$$g(x)= \begin{cases} 6 &\text{, if x $\in \mathbb{Q}$}\\ x &\text{, if x $\notin$ $\mathbb{Q}$} \end{cases}$$
If $P$ is a partition: $\{x_0 = 7.1, x_1, x_2, \dots , x_n = 8\}$, find $L(g,P)$ and $U(g,P)$. Simplify sums where possible.
$m_i$ = inf $\{g(x), \text{ all partitions P on [7.1, 8]}\}$
We know that $g$ will take on the value $6$. But we have that $g(x)$ takes on $'x'$ as well, and I'm not sure how to handle this?
Consider a general partition of $[7.1,8]$ that is not necessarily uniform.

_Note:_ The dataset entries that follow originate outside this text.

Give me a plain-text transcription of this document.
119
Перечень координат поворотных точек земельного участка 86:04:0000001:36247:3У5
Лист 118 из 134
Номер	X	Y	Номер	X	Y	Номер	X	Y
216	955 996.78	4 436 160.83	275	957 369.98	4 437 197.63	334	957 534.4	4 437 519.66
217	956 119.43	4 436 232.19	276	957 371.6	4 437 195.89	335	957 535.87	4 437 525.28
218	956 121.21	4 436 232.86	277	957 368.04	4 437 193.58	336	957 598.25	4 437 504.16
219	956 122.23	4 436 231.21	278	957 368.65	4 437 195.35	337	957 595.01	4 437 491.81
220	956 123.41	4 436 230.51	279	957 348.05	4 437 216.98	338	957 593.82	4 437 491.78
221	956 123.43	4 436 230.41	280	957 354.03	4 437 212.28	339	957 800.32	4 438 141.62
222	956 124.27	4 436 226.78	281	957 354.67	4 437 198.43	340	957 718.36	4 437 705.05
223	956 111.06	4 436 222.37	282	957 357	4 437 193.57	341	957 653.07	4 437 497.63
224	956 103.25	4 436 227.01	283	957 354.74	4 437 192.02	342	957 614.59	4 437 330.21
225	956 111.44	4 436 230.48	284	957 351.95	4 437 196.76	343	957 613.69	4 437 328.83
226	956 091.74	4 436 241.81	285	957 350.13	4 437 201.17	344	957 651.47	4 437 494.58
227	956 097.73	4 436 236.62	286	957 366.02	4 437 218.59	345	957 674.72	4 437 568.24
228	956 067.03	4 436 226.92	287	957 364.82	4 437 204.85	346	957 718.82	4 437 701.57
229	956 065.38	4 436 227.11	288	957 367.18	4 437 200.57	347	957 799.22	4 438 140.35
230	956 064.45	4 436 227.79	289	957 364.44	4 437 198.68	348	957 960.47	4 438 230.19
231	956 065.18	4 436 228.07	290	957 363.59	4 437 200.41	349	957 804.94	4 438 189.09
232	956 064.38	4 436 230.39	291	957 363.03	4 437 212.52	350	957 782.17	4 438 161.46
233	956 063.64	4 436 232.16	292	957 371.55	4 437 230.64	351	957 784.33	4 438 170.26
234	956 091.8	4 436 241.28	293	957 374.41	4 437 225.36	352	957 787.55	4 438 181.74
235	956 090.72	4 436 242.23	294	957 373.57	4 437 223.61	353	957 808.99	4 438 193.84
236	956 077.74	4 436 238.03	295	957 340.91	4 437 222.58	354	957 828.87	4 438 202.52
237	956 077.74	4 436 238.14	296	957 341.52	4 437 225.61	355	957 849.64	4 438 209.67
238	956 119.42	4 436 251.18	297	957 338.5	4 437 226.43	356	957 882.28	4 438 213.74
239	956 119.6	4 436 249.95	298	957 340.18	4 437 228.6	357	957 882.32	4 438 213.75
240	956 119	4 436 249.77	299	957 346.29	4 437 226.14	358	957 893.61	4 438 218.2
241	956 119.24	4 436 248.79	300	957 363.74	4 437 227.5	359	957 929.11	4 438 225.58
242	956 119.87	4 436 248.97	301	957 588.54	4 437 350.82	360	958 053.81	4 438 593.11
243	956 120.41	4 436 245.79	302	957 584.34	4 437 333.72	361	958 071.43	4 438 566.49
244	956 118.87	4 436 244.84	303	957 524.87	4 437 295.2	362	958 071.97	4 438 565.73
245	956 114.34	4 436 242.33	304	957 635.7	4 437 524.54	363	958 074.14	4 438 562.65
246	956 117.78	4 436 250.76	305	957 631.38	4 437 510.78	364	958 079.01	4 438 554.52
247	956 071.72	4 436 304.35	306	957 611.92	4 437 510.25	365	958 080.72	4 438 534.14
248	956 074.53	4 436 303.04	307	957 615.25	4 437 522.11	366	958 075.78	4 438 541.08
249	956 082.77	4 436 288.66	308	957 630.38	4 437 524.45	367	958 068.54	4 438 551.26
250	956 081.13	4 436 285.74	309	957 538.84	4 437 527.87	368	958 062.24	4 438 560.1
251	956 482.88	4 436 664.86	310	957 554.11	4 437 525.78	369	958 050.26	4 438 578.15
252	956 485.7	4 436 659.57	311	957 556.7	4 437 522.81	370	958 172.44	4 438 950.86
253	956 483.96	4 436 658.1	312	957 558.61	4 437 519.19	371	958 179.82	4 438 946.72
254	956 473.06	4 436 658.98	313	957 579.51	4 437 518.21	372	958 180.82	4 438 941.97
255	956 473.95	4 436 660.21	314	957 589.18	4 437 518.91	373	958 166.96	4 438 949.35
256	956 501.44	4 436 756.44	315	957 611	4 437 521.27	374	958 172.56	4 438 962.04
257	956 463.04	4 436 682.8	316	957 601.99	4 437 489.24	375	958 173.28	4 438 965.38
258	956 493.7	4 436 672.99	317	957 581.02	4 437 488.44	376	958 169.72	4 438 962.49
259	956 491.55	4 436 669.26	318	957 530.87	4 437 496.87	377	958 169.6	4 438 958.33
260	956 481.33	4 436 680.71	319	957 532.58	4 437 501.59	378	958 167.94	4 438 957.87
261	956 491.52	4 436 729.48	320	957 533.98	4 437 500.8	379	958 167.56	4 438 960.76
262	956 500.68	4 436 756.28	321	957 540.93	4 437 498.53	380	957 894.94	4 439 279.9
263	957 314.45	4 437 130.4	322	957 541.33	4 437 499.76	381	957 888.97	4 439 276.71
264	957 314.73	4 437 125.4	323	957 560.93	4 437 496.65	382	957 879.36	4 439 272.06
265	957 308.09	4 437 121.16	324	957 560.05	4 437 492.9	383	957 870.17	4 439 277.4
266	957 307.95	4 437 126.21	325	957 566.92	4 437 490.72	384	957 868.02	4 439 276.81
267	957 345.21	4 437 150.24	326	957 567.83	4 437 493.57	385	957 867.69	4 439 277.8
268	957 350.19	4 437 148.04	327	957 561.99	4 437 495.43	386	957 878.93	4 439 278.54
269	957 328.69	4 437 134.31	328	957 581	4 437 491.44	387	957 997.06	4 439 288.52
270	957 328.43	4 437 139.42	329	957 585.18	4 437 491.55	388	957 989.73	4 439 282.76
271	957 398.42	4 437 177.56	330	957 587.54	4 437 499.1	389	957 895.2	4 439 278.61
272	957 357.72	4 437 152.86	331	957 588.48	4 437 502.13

Since the rationals are dense in any interval, it follows that on each subinterval $[x_{j-1},x_j]$
$$\sup_{x \in [x_{j-1},x_j]}g(x) = \max(x_j,6) = x_j, \\ \inf_{x \in [x_{j-1},x_j]}g(x) = \min(x_{j-1},6) = 6.$$
The upper sum is
$$\begin{align}U(g,P) &= \sum_{j=1}^nx_j(x_j - x_{j-1}) \\ &= \frac{1}{2}\sum_{j=1}^n(x_j+ x_{j-1})(x_j - x_{j-1}) + \frac{1}{2}\sum_{j=1}^n(x_j - x_{j-1})(x_j - x_{j-1}) \\ &= \frac{1}{2}\sum_{j=1}^n(x_j^2 - x_{j-1}^2)+ \frac{1}{2}\sum_{j=1}^n(x_j - x_{j-1})^2 \\ &= \frac{x_n^2 - x_0^2}{2 } + \frac{1}{2}\sum_{j=1}^n(x_j - x_{j-1})^2 .\end{align}$$
The second term cannot be further reduced without providing more details on the partition.
Finding the lower sum is straightforward.